Who You Are (Must-Haves)
- 8+ years in software, platform, infrastructure, or adjacent engineering roles.
- Hands-on experience building agentic AI systems: LLM-powered workflows, tool-calling agents, evaluation loops, or autonomous execution — using frameworks like the Claude SDK, Google Agent Development Kit (ADK), LangGraph, or similar. Not classical ML or data pipelines.
- Direct experience with GCP. We run on Google Cloud and you should be comfortable there.
- Strong experience with APIs, auth, OAuth, secrets, CLI tooling, and deployment patterns.
- Cloud-native systems experience with containers, orchestration (Kubernetes), and infrastructure-as-code.

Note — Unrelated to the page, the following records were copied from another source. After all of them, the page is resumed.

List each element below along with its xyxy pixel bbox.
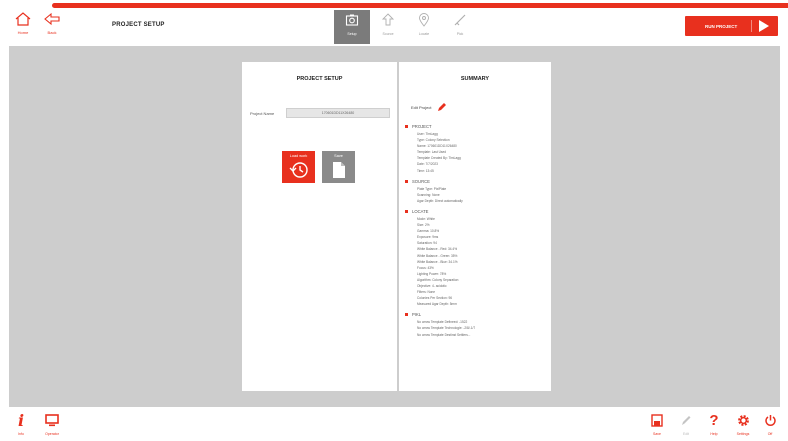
location-pin-icon bbox=[419, 13, 429, 27]
power-button[interactable]: Off bbox=[758, 413, 782, 436]
power-label: Off bbox=[767, 432, 773, 436]
section-heading: SOURCE bbox=[412, 178, 430, 184]
load-work-button[interactable]: Load work bbox=[282, 151, 315, 183]
project-setup-title: PROJECT SETUP bbox=[296, 76, 343, 82]
section-heading: LOCATE bbox=[412, 208, 429, 214]
settings-button[interactable]: Settings bbox=[731, 413, 755, 436]
summary-section-pikl: PIKL No arrow Template Defineed: -1522 N… bbox=[405, 312, 547, 337]
settings-label: Settings bbox=[736, 432, 750, 436]
save-label: Save bbox=[334, 154, 343, 158]
bullet-icon bbox=[405, 179, 408, 183]
play-icon bbox=[759, 20, 769, 32]
summary-section-source: SOURCE Plate Type: PixlPlate Scanning: N… bbox=[405, 179, 547, 204]
upload-arrow-icon bbox=[381, 13, 395, 26]
save-button[interactable]: Save bbox=[322, 151, 355, 183]
summary-section-locate: LOCATE Mode: White Size: 2% Gamma: 10.8%… bbox=[405, 209, 547, 307]
save-project-button[interactable]: Save bbox=[645, 413, 669, 436]
operator-label: Operator bbox=[45, 432, 59, 436]
home-button[interactable]: Home bbox=[8, 11, 38, 41]
monitor-icon bbox=[45, 413, 59, 428]
top-accent-line bbox=[52, 3, 788, 8]
step-source-label: Source bbox=[382, 32, 394, 36]
page-title: PROJECT SETUP bbox=[112, 22, 165, 28]
back-button[interactable]: Back bbox=[37, 11, 67, 41]
step-setup-label: Setup bbox=[347, 32, 357, 36]
step-locate[interactable]: Locate bbox=[406, 10, 442, 42]
summary-section-project: PROJECT User: TimLagg Type: Colony Selec… bbox=[405, 124, 547, 174]
camera-icon bbox=[345, 14, 359, 26]
document-icon bbox=[332, 162, 345, 178]
summary-line: Time: 13:45 bbox=[417, 168, 434, 173]
home-label: Home bbox=[17, 30, 29, 35]
run-project-label: RUN PROJECT bbox=[705, 23, 738, 29]
step-pick-label: Pick bbox=[456, 32, 464, 36]
operator-button[interactable]: Operator bbox=[40, 413, 64, 436]
bottom-bar: i Info Operator Save Edit ? Help Setting… bbox=[0, 407, 788, 441]
summary-panel: SUMMARY Edit Project PROJECT User: TimLa… bbox=[399, 62, 551, 391]
checkmark-icon bbox=[454, 14, 466, 26]
step-setup[interactable]: Setup bbox=[334, 10, 370, 44]
run-project-button[interactable]: RUN PROJECT bbox=[685, 16, 778, 36]
info-button[interactable]: i Info bbox=[9, 411, 33, 436]
edit-project-button[interactable]: Edit Project bbox=[411, 102, 447, 112]
info-icon: i bbox=[17, 411, 25, 430]
pencil-icon bbox=[680, 413, 692, 428]
bullet-icon bbox=[405, 125, 408, 128]
save-icon bbox=[651, 413, 663, 428]
project-name-label: Project Name bbox=[250, 111, 275, 116]
summary-line: Agar Depth: Direct automatically bbox=[417, 198, 463, 203]
load-work-label: Load work bbox=[289, 154, 308, 158]
bullet-icon bbox=[405, 209, 408, 213]
edit-label: Edit bbox=[682, 432, 690, 436]
help-label: Help bbox=[710, 432, 718, 436]
project-setup-panel: PROJECT SETUP Project Name 170601DD11X26… bbox=[242, 62, 397, 391]
gear-icon bbox=[737, 413, 750, 428]
top-bar: Home Back PROJECT SETUP Setup Source Loc… bbox=[0, 0, 788, 46]
section-heading: PROJECT bbox=[412, 124, 432, 129]
home-icon bbox=[15, 12, 31, 26]
project-name-field[interactable]: 170601DD11X26480 bbox=[286, 108, 390, 118]
history-clock-icon bbox=[289, 162, 308, 178]
step-source[interactable]: Source bbox=[370, 10, 406, 42]
question-mark-icon: ? bbox=[709, 412, 719, 429]
summary-title: SUMMARY bbox=[460, 76, 490, 82]
step-pick[interactable]: Pick bbox=[442, 10, 478, 42]
pencil-icon bbox=[438, 103, 447, 111]
back-arrow-icon bbox=[44, 12, 60, 26]
edit-button[interactable]: Edit bbox=[674, 413, 698, 436]
workflow-steps: Setup Source Locate Pick bbox=[334, 10, 478, 44]
help-button[interactable]: ? Help bbox=[702, 412, 726, 436]
section-heading: PIKL bbox=[412, 312, 422, 318]
summary-list: PROJECT User: TimLagg Type: Colony Selec… bbox=[405, 124, 547, 343]
bullet-icon bbox=[405, 313, 408, 317]
back-label: Back bbox=[47, 30, 57, 35]
edit-project-label: Edit Project bbox=[411, 104, 432, 110]
summary-line: No arrow Template Destinst Settlers... bbox=[417, 332, 471, 337]
power-icon bbox=[764, 413, 777, 428]
save-project-label: Save bbox=[653, 432, 661, 436]
info-label: Info bbox=[18, 432, 24, 436]
workspace: PROJECT SETUP Project Name 170601DD11X26… bbox=[9, 46, 780, 407]
step-locate-label: Locate bbox=[418, 32, 430, 36]
summary-line: Measured Agar Depth: 5mm bbox=[417, 302, 457, 307]
run-button-divider bbox=[751, 20, 752, 32]
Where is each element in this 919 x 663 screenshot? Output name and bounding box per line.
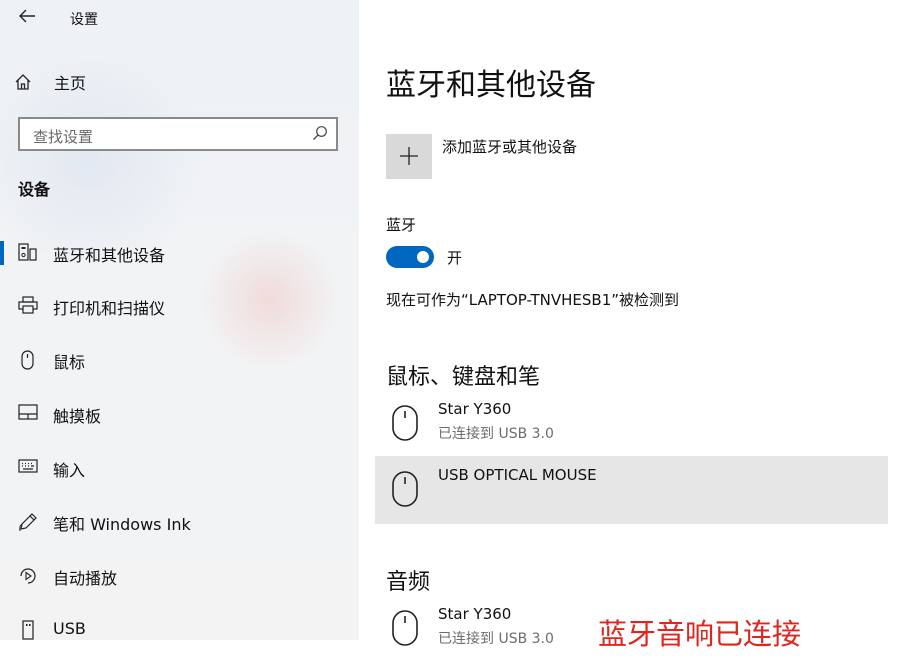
sidebar-item-pen[interactable]: 笔和 Windows Ink (0, 501, 359, 541)
device-status: 已连接到 USB 3.0 (438, 426, 554, 442)
mouse-icon (391, 470, 419, 512)
pen-icon (18, 512, 38, 532)
device-name: USB OPTICAL MOUSE (438, 466, 597, 484)
annotation-text: 蓝牙音响已连接 (598, 617, 802, 651)
sidebar-item-home[interactable]: 主页 (14, 68, 86, 96)
toggle-knob (417, 251, 429, 263)
section-title-mouse-keyboard-pen: 鼠标、键盘和笔 (386, 365, 541, 390)
sidebar-item-mouse[interactable]: 鼠标 (0, 339, 359, 379)
mouse-icon (18, 350, 38, 370)
bluetooth-devices-icon (18, 243, 38, 261)
keyboard-icon (18, 458, 38, 476)
autoplay-icon (18, 566, 38, 584)
home-icon (14, 73, 42, 91)
printer-icon (18, 296, 38, 314)
sidebar-item-label: 蓝牙和其他设备 (53, 246, 166, 265)
sidebar-item-label: 输入 (53, 461, 86, 480)
sidebar-item-label: 自动播放 (53, 569, 118, 588)
section-title-devices: 设备 (18, 180, 51, 199)
plus-icon (400, 147, 418, 165)
sidebar-item-printers[interactable]: 打印机和扫描仪 (0, 285, 359, 325)
sidebar-item-usb[interactable]: USB (0, 609, 359, 640)
device-item[interactable]: Star Y360 已连接到 USB 3.0 (375, 390, 888, 458)
bluetooth-state: 开 (447, 249, 463, 267)
home-label: 主页 (54, 74, 87, 93)
search-icon[interactable] (312, 125, 328, 145)
app-title: 设置 (70, 12, 98, 28)
sidebar-item-bluetooth[interactable]: 蓝牙和其他设备 (0, 232, 359, 272)
mouse-icon (391, 404, 419, 446)
sidebar-item-label: 打印机和扫描仪 (53, 299, 166, 318)
search-placeholder: 查找设置 (33, 128, 94, 146)
sidebar-item-label: 笔和 Windows Ink (53, 515, 191, 534)
device-item-selected[interactable]: USB OPTICAL MOUSE (375, 456, 888, 524)
audio-device-icon (391, 609, 419, 651)
page-title: 蓝牙和其他设备 (386, 68, 596, 103)
bluetooth-toggle[interactable] (386, 246, 434, 268)
bluetooth-label: 蓝牙 (386, 216, 417, 234)
sidebar-item-input[interactable]: 输入 (0, 447, 359, 487)
discoverable-text: 现在可作为“LAPTOP-TNVHESB1”被检测到 (386, 291, 680, 309)
section-title-audio: 音频 (386, 570, 431, 595)
sidebar-item-label: USB (53, 619, 86, 638)
device-status: 已连接到 USB 3.0 (438, 631, 554, 647)
sidebar-item-label: 触摸板 (53, 407, 102, 426)
sidebar-item-autoplay[interactable]: 自动播放 (0, 555, 359, 595)
add-device-label[interactable]: 添加蓝牙或其他设备 (442, 136, 577, 157)
device-name: Star Y360 (438, 605, 512, 623)
touchpad-icon (18, 404, 38, 422)
usb-icon (18, 620, 38, 640)
add-device-button[interactable] (386, 134, 432, 179)
back-arrow-icon[interactable] (14, 6, 40, 30)
search-input[interactable]: 查找设置 (18, 117, 338, 151)
sidebar-item-touchpad[interactable]: 触摸板 (0, 393, 359, 433)
sidebar: 设置 主页 查找设置 设备 蓝牙和其他设备 打印机和扫描仪 鼠标 触摸板 输入 … (0, 0, 359, 640)
device-name: Star Y360 (438, 400, 512, 418)
sidebar-item-label: 鼠标 (53, 353, 86, 372)
selection-indicator (0, 241, 4, 265)
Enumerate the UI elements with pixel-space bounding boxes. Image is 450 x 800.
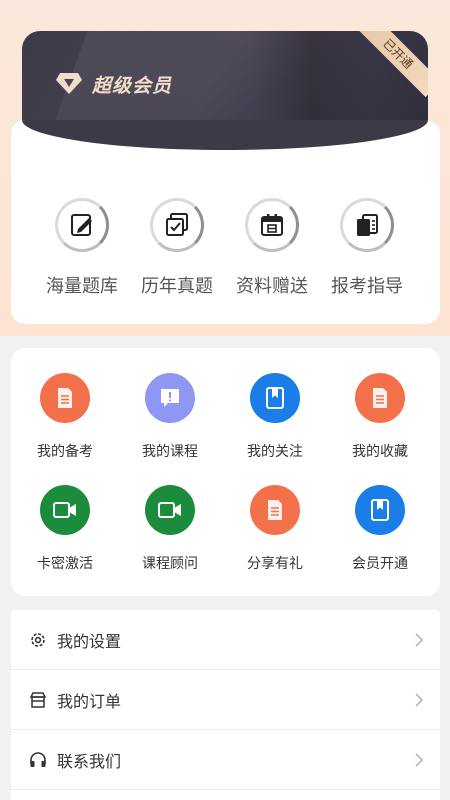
grid-item-label: 我的课程 <box>142 444 198 460</box>
grid-item-my-prep[interactable]: 我的备考 <box>25 373 105 461</box>
settings-list: 我的设置 我的订单 联系我们 <box>11 610 440 800</box>
grid-item-my-follows[interactable]: 我的关注 <box>235 373 315 461</box>
gear-icon <box>31 632 45 647</box>
grid-item-share-gift[interactable]: 分享有礼 <box>235 485 315 573</box>
list-item-label: 我的设置 <box>57 631 122 651</box>
vip-feature-question-bank[interactable]: 海量题库 <box>37 198 127 298</box>
list-item-orders[interactable]: 我的订单 <box>11 670 440 730</box>
grid-item-my-favorites[interactable]: 我的收藏 <box>340 373 420 461</box>
chevron-right-icon <box>415 692 424 707</box>
grid-item-membership[interactable]: 会员开通 <box>340 485 420 573</box>
grid-item-label: 我的关注 <box>247 444 303 460</box>
vip-feature-exam-guide[interactable]: 报考指导 <box>322 198 412 298</box>
grid-item-card-activate[interactable]: 卡密激活 <box>25 485 105 573</box>
document-icon <box>40 373 90 423</box>
stacked-check-icon <box>150 198 204 252</box>
grid-item-label: 我的备考 <box>37 444 93 460</box>
vip-feature-label: 资料赠送 <box>236 276 308 297</box>
list-item-contact[interactable]: 联系我们 <box>11 730 440 790</box>
list-item-settings[interactable]: 我的设置 <box>11 610 440 670</box>
grid-item-my-courses[interactable]: 我的课程 <box>130 373 210 461</box>
document-icon <box>250 485 300 535</box>
grid-item-course-advisor[interactable]: 课程顾问 <box>130 485 210 573</box>
chevron-right-icon <box>415 632 424 647</box>
bookmark-book-icon <box>250 373 300 423</box>
vip-feature-past-exams[interactable]: 历年真题 <box>132 198 222 298</box>
shop-icon <box>29 691 47 708</box>
video-camera-icon <box>145 485 195 535</box>
documents-icon <box>340 198 394 252</box>
vip-title: 超级会员 <box>92 75 173 97</box>
grid-item-label: 我的收藏 <box>352 444 408 460</box>
calendar-icon <box>245 198 299 252</box>
chevron-right-icon <box>415 752 424 767</box>
vip-features-panel: 海量题库 历年真题 资料赠送 报考指导 <box>11 120 440 324</box>
vip-feature-label: 海量题库 <box>46 276 118 297</box>
pencil-note-icon <box>55 198 109 252</box>
vip-feature-materials[interactable]: 资料赠送 <box>227 198 317 298</box>
function-grid: 我的备考 我的课程 我的关注 我的收藏 卡密激活 课程顾问 分享有礼 会员开通 <box>11 348 440 596</box>
grid-item-label: 会员开通 <box>352 556 408 572</box>
vip-feature-label: 历年真题 <box>141 276 213 297</box>
grid-item-label: 卡密激活 <box>37 556 93 572</box>
message-alert-icon <box>145 373 195 423</box>
diamond-icon <box>56 73 82 94</box>
grid-item-label: 课程顾问 <box>142 556 198 572</box>
bookmark-book-icon <box>355 485 405 535</box>
list-item-label: 我的订单 <box>57 691 122 711</box>
headphones-icon <box>30 751 46 767</box>
list-item-label: 联系我们 <box>57 751 122 771</box>
document-icon <box>355 373 405 423</box>
grid-item-label: 分享有礼 <box>247 556 303 572</box>
vip-feature-label: 报考指导 <box>331 276 403 297</box>
video-camera-icon <box>40 485 90 535</box>
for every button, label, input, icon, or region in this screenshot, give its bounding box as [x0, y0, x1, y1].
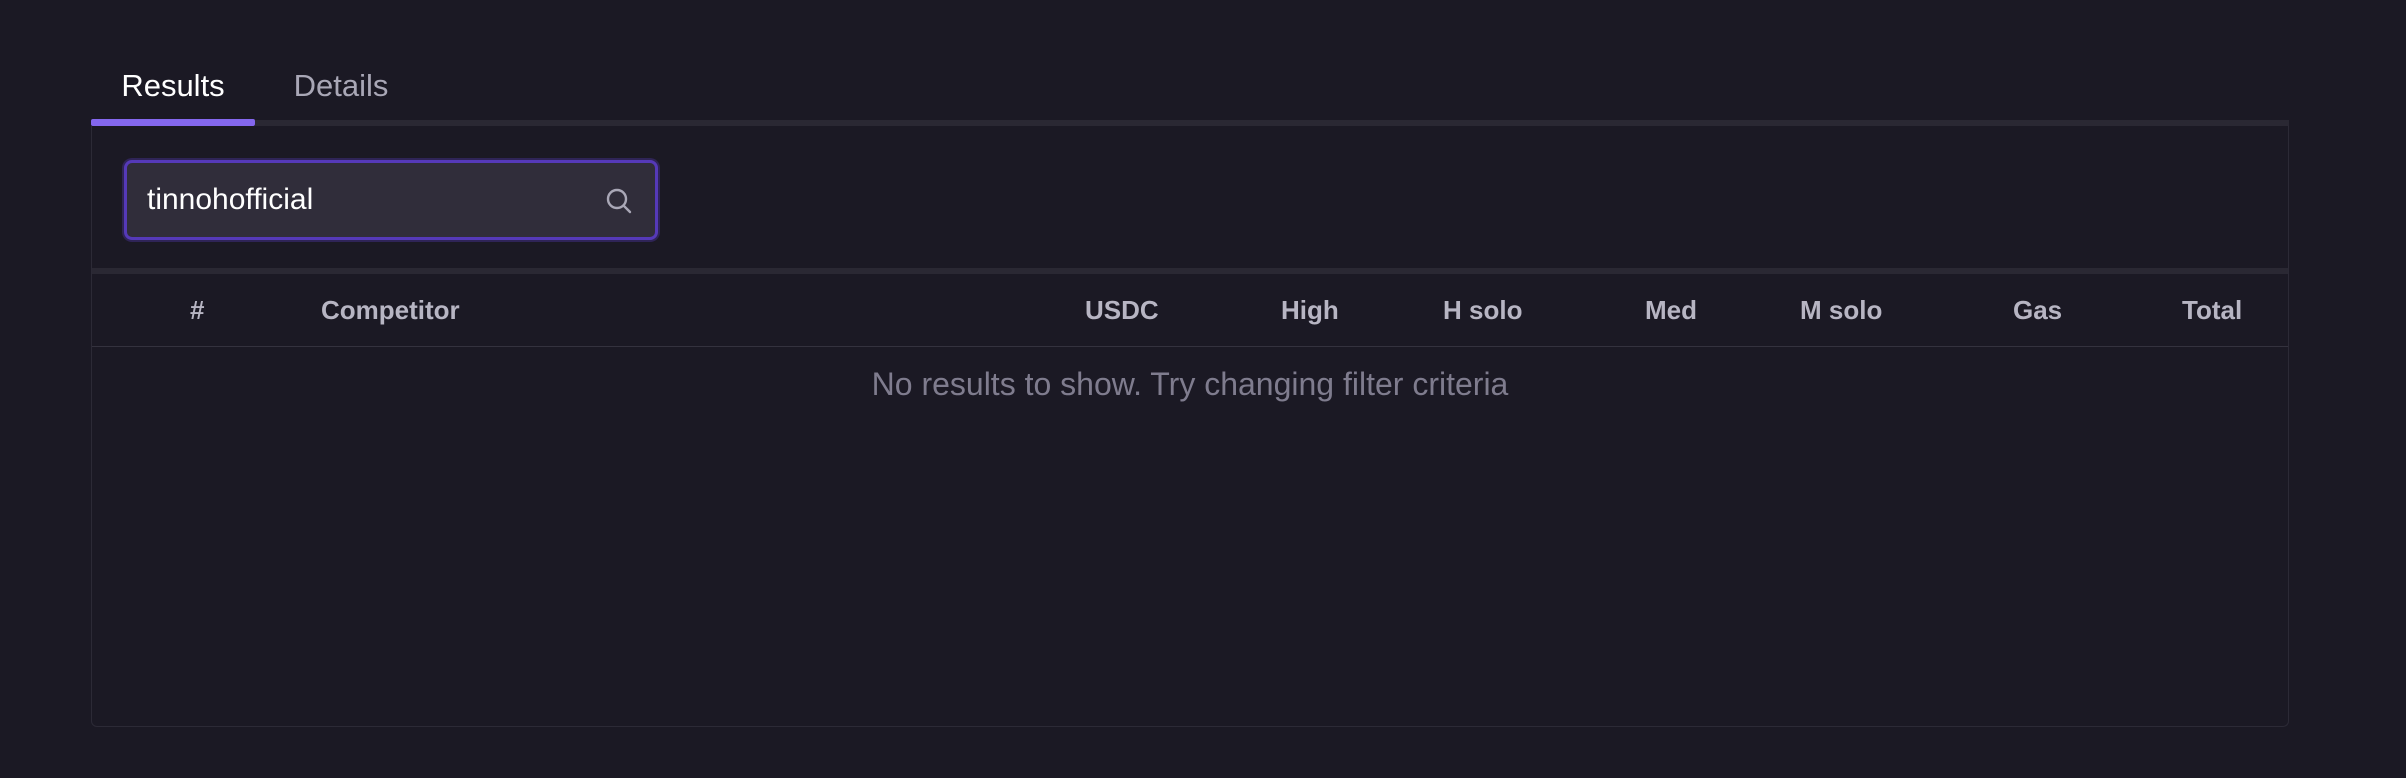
column-header-usdc[interactable]: USDC — [1085, 274, 1159, 346]
results-panel: # Competitor USDC High H solo Med M solo… — [91, 126, 2289, 727]
search-input[interactable] — [147, 163, 587, 237]
column-header-gas[interactable]: Gas — [2013, 274, 2062, 346]
tab-bar: Results Details — [91, 60, 2289, 128]
tab-results[interactable]: Results — [91, 60, 255, 124]
column-header-high[interactable]: High — [1281, 274, 1339, 346]
column-header-total[interactable]: Total — [2182, 274, 2242, 346]
column-header-h-solo[interactable]: H solo — [1443, 274, 1522, 346]
tab-details[interactable]: Details — [257, 60, 425, 124]
active-tab-indicator — [91, 119, 255, 126]
column-header-competitor[interactable]: Competitor — [321, 274, 460, 346]
search-box — [124, 160, 658, 240]
column-header-rank[interactable]: # — [190, 274, 204, 346]
column-header-med[interactable]: Med — [1645, 274, 1697, 346]
column-header-m-solo[interactable]: M solo — [1800, 274, 1882, 346]
table-header: # Competitor USDC High H solo Med M solo… — [92, 274, 2288, 347]
empty-state-message: No results to show. Try changing filter … — [871, 366, 1509, 402]
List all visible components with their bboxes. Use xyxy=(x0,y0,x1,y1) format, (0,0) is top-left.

- Experience implementing AI governance controls: access boundaries, audit logging, approval workflows, and safe deployment standards for higher-autonomy systems.
- Comfortable operating in both fast-moving, low-process environments and more structured, compliance-aware ones. You know when to move fast and when to slow down.
- Strong bias toward simplification, standardization, and operational reliability over clever one-off solutions.
- Excellent communication skills with the ability to work across engineering, security, and non-technical stakeholders.
How We Take Care of You:
- Competitive Salary & Stock Options
- Health Benefits
- New Hire Home-Office Setup: One-time USD $500
- Monthly Stipend: USD $150 per month via a Brex Card.
Questions about this role
What is the remote work policy for this role?
This is a fully remote position.
What level of seniority is expected for this position?
This is a senior-level role, indicating a need for substantial experience and expertise.
What are the key technical skills required for this role?
Key technical skills include Infrastructure as Code, Google Cloud Platform, Kubernetes, APIs, Security standards, AI Governance, Agentic AI systems, and LLM workflows.